Luxembourg has announced it would ease the secrecy surrounding its banks by implementing rules on the automatic exchange of bank account information with its European Union partners from 2015.
PM Jean-Claude Juncker said Luxembourg would introduce the reforms in two years, in line with the EU Savings Directive.
The rules of the Directive are aimed at creating greater transparency and minimizing tax evasion.
Calls for a crackdown on bank secrecy have been increasing, as governments seek to raise more taxes to support their finances.

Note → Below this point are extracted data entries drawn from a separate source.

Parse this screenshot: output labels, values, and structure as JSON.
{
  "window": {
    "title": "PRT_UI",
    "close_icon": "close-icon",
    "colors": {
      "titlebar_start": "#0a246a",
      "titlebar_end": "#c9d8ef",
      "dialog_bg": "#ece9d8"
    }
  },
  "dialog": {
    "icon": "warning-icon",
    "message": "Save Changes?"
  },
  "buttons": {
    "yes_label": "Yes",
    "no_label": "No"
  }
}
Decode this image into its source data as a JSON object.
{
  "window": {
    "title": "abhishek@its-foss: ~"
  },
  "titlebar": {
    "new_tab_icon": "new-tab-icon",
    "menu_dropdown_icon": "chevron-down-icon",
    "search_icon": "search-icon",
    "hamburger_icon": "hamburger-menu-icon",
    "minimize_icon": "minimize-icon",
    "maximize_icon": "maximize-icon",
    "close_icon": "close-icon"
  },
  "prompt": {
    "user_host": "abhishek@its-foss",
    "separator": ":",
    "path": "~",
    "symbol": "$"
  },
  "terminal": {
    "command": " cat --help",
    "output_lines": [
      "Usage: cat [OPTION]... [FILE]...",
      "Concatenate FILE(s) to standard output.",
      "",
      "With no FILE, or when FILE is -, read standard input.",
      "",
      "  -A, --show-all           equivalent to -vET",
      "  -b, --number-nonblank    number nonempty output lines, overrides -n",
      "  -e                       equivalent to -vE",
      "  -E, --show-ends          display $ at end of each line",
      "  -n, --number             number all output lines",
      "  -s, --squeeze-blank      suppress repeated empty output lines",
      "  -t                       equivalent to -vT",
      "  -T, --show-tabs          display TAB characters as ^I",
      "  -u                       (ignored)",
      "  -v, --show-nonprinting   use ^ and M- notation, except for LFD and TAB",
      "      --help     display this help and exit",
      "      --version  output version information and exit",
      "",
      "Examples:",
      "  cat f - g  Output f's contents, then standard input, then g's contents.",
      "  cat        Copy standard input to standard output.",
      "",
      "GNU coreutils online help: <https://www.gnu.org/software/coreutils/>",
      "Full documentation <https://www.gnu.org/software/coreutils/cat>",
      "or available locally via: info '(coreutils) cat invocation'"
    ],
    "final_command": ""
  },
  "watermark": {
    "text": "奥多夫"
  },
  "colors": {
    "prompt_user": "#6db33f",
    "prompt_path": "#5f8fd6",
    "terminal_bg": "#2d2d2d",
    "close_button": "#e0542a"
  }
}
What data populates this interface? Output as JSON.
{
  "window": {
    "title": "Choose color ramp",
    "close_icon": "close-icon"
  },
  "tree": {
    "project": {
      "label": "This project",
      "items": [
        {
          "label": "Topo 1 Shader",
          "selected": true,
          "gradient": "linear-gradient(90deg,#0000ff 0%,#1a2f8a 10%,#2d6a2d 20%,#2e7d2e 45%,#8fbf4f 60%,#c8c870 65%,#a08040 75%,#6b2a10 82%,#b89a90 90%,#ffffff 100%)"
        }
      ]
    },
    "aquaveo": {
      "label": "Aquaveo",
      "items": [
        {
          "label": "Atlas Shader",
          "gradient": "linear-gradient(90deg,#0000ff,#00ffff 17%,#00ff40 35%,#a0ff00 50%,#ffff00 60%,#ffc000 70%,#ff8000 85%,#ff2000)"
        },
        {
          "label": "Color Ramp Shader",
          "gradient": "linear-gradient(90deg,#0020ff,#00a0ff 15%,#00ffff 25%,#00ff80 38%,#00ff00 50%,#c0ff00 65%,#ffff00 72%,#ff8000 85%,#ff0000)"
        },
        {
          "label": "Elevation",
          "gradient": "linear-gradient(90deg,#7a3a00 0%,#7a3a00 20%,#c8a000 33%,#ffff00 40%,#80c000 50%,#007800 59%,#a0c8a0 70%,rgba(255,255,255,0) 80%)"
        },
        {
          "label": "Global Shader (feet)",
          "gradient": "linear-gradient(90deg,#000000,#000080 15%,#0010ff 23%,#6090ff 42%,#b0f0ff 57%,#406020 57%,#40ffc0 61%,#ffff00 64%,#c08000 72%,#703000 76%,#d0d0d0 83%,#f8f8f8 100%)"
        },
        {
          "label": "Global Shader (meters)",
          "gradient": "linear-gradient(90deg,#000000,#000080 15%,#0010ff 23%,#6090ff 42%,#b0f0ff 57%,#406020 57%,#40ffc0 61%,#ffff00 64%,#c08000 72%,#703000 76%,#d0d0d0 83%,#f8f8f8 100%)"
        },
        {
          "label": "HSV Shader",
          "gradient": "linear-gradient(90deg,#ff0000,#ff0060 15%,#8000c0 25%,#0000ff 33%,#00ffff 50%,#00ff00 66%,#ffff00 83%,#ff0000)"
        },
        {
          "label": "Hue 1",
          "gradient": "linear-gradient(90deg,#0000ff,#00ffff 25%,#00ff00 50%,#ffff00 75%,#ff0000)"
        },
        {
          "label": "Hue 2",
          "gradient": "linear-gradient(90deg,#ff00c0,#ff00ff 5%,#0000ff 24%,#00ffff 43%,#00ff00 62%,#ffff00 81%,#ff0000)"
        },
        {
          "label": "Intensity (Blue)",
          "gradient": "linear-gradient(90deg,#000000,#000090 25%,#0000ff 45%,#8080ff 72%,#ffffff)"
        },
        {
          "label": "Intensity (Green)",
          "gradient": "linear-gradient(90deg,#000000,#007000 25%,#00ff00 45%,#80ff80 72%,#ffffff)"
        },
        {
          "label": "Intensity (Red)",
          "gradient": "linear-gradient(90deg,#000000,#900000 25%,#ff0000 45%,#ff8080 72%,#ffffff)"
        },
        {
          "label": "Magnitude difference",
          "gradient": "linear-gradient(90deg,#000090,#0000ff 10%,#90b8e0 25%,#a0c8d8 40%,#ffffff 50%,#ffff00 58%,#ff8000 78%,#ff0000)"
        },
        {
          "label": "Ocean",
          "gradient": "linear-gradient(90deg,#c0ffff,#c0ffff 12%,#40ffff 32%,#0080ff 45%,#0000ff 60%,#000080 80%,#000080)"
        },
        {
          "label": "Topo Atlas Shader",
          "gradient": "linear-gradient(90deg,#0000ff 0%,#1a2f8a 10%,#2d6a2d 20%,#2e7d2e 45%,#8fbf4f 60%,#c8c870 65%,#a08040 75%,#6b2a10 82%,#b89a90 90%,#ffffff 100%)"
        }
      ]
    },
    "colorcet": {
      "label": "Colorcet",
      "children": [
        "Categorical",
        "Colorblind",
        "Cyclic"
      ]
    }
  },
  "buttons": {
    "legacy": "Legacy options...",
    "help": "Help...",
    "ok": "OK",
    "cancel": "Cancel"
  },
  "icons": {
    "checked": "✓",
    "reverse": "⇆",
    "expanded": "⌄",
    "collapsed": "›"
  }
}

“We can introduce [the rules] without any danger from January 2015,” Jean-Claude Juncker said.
Luxembourg is a country of only 500,000 people, but its banks and other financial institutions have assets worth more than 20 times the country’s economic output.
Luxembourg’s foreign minister, Luc Frieden, said at the weekend that he wanted to “strengthen co-operation with foreign tax authorities”.
Last week, Germany signed a tax evasion treaty with Switzerland – another European banking centre known for its secrecy.
The treaty is designed to give the German tax authorities the ability to claw back taxes from their citizens who may be hiding money in Swiss banks.
Luxembourg’s announcement leaves Austria as the only European Union country not signed up to the EU Savings Directive.
Austria’s finance minister, Maria Fekter, said recently that she would “fight like a lion” to defend the country’s banking secrecy regime.
However, Austrian Chancellor Werner Faymann indicated on Tuesday that change may have to come.